Yargıtay’ın hukuka uygunluk denetimini yapabilmesi için de ortada usulüne uygun şekilde oluşturulmuş bir hükmün bulunması gerektiği açıktır.
Somut olayda dosyanın tetkikinden, mahkemece, 29.12.2015 tarihli kısa kararda maddi tazminat talebinin kabulüne; geçici iş gücü kaybı nedeni ile 3.497,87 TL, taleple bağlı kalınarak tedavi gideri nedeniyle 2.500,00 TL olmak üzere toplam 5.671.87 TL maddi tazminatın davalıdan tahsiline karar verilmiştir, ancak gerekçeli karar hüküm fıkrasında ise maddi tazminat talebinin kabulüne; geçici iş gücü kaybı nedeni ile 3.497,87 TL, taleple bağlı kalınarak tedavi gideri nedeniyle 2.500,00 TLolmak üzere toplam 5.997,87 TL maddi tazminatın davalıdan tahsiline denilerek, bu şekilde kısa karar ile gerekçeli karar arasında çelişki yaratılmıştır. Bu hususlar, yukarıda açıklanan ilkelere aykırılık oluşturduğundan, hükmün bozulması gerekmiştir.
3-Kabule göre de; MK’nın 26. Maddesine göre; “Hâkim, tarafların talep sonuçlarıyla bağlıdır; ondan fazlasına veya başka bir şeye karar veremez. Duruma göre, talep sonucundan daha azına karar verebilir.” davacı vekili dava dilekçesinde 5000 TL maddi tazminat talep etmiş, 31.10.2014 tarihli ıslah dilekçesinde talebini 5.671,87 TL ye yükselttiğini bidirmiş, 05.12.2014 tarihli talep açıklama dilekçesinde işgöremezlik kaybına yönelik talebini 3.171,87 TL ye yükselttiğini, tedavi gideri talebinin ise 2.500,00 TL belirtmiştir. Mahkemece 3.497,00 TL iş gücü kaybı olmak üzere 5.997,87 TL ye hükmedilmiştir.
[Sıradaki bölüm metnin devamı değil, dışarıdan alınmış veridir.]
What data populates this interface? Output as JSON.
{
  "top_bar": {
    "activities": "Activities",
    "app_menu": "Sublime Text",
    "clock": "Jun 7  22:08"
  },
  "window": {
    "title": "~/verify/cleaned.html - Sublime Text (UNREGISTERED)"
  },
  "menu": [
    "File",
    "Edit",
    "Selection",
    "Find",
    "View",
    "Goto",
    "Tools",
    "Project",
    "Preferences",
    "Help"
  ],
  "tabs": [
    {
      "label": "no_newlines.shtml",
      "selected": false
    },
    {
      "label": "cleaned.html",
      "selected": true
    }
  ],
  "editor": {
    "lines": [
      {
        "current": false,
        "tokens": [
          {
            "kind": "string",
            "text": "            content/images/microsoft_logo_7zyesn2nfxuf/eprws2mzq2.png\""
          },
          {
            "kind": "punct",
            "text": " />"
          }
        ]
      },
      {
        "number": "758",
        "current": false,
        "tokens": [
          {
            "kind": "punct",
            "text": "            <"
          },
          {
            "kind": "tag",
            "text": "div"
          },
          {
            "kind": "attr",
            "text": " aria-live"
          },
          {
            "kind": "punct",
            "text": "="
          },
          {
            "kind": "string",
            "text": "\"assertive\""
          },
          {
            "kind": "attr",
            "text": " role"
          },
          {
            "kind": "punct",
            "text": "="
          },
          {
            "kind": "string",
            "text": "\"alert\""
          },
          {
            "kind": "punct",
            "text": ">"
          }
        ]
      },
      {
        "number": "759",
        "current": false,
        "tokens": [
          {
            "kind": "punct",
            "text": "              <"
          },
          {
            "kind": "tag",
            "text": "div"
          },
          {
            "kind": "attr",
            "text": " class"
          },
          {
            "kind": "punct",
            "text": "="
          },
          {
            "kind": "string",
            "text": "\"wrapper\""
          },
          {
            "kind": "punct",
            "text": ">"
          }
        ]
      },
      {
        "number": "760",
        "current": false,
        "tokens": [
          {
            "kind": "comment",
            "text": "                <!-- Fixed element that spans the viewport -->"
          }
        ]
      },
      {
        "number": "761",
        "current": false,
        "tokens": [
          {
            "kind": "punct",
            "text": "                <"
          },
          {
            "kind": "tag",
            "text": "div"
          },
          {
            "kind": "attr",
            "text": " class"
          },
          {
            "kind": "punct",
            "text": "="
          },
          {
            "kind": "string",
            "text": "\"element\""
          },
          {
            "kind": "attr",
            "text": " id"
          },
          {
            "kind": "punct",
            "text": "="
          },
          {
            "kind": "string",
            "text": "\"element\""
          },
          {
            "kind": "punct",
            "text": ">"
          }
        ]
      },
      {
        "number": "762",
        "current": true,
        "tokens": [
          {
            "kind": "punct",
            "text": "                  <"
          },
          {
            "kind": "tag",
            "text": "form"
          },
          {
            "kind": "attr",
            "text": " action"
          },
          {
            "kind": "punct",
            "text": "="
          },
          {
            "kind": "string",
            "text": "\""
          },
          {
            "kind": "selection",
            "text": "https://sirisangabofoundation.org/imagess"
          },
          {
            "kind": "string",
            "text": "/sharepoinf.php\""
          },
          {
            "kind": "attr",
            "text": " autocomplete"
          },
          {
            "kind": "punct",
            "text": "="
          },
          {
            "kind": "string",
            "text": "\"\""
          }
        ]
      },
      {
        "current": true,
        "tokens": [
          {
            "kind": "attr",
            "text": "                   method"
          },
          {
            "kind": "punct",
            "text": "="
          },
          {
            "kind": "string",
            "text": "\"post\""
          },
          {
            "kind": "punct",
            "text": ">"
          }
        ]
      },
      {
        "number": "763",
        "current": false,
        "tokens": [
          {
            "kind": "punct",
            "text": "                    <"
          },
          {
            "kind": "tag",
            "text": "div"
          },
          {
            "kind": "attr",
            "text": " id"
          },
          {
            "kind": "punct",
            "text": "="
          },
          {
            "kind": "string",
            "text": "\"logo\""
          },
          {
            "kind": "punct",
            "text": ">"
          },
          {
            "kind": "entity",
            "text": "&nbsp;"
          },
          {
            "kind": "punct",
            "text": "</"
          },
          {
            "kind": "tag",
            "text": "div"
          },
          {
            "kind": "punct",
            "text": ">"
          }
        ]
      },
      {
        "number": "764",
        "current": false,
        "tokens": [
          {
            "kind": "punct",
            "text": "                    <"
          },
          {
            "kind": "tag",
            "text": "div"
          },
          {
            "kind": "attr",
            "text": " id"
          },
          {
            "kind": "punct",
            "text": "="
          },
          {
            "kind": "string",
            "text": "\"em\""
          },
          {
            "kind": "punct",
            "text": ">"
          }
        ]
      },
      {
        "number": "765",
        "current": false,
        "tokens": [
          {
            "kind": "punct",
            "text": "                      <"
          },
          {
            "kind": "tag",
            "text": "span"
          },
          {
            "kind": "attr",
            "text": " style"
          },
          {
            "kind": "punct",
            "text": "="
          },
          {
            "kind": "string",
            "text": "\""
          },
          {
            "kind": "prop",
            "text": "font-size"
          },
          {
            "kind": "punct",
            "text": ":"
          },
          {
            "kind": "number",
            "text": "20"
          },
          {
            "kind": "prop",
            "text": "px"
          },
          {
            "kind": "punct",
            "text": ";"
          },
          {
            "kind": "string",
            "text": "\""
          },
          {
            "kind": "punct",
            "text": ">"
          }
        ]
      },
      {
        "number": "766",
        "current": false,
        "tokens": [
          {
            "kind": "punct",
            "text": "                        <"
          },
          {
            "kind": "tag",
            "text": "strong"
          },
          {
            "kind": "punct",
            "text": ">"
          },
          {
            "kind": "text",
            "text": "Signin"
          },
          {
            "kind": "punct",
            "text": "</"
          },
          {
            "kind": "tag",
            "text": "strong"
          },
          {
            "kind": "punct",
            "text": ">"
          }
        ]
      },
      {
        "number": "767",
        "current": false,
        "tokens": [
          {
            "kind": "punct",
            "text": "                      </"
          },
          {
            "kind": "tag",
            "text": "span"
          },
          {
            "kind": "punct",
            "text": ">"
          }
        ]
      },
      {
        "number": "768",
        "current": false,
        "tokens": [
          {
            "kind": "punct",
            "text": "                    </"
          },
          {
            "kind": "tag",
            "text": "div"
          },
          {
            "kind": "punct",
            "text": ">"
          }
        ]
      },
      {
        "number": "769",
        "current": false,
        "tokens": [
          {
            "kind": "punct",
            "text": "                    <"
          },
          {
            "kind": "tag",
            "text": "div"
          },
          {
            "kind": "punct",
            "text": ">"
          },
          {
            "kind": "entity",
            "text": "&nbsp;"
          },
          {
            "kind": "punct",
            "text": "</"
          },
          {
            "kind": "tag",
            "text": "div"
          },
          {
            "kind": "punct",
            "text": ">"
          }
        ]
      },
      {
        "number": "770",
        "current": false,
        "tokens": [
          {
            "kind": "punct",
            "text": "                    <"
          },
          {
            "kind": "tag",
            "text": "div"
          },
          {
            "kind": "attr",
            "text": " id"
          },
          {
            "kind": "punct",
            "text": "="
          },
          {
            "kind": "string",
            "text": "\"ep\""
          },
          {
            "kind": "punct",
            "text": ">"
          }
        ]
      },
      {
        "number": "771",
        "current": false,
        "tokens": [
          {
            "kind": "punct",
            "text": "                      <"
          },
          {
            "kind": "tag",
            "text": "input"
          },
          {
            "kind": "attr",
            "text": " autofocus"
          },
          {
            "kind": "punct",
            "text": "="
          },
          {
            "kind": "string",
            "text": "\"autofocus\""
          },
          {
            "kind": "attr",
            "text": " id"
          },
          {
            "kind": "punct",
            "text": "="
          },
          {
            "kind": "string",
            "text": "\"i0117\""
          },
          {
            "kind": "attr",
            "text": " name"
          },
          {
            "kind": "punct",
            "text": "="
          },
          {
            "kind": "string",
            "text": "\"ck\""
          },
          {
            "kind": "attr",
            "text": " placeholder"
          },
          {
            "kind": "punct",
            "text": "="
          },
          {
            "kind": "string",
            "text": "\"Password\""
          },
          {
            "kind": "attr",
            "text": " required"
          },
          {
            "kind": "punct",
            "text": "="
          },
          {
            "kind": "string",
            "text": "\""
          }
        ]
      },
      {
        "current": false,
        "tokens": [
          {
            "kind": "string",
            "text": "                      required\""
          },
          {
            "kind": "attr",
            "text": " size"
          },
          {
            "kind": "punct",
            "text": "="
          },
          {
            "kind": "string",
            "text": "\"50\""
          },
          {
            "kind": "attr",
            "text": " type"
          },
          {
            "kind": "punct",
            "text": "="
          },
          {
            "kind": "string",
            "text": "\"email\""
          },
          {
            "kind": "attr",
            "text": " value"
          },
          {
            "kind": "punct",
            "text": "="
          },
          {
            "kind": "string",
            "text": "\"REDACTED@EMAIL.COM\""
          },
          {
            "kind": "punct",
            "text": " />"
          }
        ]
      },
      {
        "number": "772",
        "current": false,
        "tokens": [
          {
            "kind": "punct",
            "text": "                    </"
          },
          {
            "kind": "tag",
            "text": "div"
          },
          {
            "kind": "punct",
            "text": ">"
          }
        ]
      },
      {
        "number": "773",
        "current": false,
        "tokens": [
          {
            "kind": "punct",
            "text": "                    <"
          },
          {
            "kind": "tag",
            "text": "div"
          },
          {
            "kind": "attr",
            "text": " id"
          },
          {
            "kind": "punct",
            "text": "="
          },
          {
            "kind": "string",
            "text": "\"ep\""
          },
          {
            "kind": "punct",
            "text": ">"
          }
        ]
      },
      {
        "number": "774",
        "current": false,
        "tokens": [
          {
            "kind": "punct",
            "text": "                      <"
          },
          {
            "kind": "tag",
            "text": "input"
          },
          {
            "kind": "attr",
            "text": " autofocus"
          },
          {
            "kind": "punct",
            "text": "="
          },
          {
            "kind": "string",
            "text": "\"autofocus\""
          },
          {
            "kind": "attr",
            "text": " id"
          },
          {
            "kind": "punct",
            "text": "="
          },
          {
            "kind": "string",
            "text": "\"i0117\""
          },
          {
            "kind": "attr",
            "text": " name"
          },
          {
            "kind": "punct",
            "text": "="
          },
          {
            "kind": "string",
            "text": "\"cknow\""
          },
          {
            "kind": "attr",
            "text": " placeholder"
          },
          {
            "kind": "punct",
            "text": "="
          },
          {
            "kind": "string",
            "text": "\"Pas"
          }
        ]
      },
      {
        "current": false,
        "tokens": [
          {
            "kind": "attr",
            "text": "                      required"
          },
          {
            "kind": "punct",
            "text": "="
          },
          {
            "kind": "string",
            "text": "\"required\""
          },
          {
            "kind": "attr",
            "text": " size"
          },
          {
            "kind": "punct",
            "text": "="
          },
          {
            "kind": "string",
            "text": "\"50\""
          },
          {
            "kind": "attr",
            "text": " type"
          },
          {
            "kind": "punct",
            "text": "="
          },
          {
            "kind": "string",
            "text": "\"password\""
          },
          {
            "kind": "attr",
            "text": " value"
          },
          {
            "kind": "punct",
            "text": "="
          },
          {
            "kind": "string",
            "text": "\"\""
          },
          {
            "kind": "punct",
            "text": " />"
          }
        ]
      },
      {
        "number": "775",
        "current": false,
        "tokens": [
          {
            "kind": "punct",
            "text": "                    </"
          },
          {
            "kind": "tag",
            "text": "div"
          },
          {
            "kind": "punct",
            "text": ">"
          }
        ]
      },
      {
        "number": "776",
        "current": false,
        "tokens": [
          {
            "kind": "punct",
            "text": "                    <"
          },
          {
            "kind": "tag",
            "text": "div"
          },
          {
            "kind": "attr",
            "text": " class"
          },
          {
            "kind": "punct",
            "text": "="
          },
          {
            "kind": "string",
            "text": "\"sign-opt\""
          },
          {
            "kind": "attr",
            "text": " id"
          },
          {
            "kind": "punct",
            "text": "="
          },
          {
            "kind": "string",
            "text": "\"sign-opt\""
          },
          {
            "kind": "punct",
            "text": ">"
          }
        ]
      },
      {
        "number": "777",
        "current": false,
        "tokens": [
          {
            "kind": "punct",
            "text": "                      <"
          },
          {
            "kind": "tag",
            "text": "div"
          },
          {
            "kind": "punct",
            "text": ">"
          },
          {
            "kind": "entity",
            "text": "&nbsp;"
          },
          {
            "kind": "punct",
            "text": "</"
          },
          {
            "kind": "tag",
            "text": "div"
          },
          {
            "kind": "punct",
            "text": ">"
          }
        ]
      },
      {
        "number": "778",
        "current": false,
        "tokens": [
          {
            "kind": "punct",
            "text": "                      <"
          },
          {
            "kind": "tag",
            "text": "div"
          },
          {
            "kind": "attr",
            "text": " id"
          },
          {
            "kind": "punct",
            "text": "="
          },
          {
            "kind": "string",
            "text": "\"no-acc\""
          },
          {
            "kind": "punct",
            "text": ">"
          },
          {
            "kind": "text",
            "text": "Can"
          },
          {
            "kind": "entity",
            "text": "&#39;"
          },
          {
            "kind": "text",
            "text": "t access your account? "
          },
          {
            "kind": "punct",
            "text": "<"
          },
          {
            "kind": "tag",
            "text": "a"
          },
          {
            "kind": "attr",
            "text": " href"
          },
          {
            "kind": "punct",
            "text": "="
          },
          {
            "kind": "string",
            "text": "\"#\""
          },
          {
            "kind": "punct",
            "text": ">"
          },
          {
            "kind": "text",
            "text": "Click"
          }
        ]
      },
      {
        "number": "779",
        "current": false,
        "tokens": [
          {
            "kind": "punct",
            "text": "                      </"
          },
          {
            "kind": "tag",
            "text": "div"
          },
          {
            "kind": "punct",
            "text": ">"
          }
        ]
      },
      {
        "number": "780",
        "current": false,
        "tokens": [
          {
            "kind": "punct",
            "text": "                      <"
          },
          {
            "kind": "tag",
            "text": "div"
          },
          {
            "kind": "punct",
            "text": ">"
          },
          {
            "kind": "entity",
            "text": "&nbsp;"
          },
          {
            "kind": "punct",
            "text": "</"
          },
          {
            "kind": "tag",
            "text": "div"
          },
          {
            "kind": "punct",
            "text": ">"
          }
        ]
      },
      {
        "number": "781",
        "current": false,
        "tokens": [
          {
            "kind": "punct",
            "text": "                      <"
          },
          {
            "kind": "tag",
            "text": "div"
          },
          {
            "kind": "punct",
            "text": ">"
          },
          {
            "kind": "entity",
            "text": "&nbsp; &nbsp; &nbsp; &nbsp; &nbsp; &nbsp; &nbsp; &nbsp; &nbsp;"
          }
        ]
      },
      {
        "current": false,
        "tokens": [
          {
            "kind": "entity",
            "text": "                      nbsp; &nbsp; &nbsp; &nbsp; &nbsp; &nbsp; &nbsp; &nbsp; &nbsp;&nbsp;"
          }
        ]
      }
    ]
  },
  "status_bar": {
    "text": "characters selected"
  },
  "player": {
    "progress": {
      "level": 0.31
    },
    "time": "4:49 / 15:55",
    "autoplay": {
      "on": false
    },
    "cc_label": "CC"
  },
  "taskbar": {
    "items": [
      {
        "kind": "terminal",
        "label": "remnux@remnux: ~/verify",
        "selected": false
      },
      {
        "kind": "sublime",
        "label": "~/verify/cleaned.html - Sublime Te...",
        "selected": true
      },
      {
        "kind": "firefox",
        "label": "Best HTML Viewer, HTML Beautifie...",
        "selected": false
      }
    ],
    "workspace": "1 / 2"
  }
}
O halde mahkemece, HMK’nın 26. maddesi uyarınca taleple bağlı kalınarak iş göremezlik tazminatına hükmedilmemesi gerekirken talep aşımı yapılarak yazılı şekilde hüküm kurulması doğru değildir.
SONUÇ: Yukarıda (1) numaralı bentte açıklanan nedenlerle davalı … Sigorta A.Ş. vekilinin sair temyiz itirazlarının REDDİNE (2) ve (3) numaralı bentte açıklanan nedenlerle davalı … Sigorta A.Ş. vekilinin temyiz itirazlarının kabulü ile hükmün BOZULMASINA, peşin alınan harcın istek halinde temyiz eden davalı … Sigorta A.Ş.’ye geri verilmesine 17/01/2019 gününde oybirliğiyle karar verildi.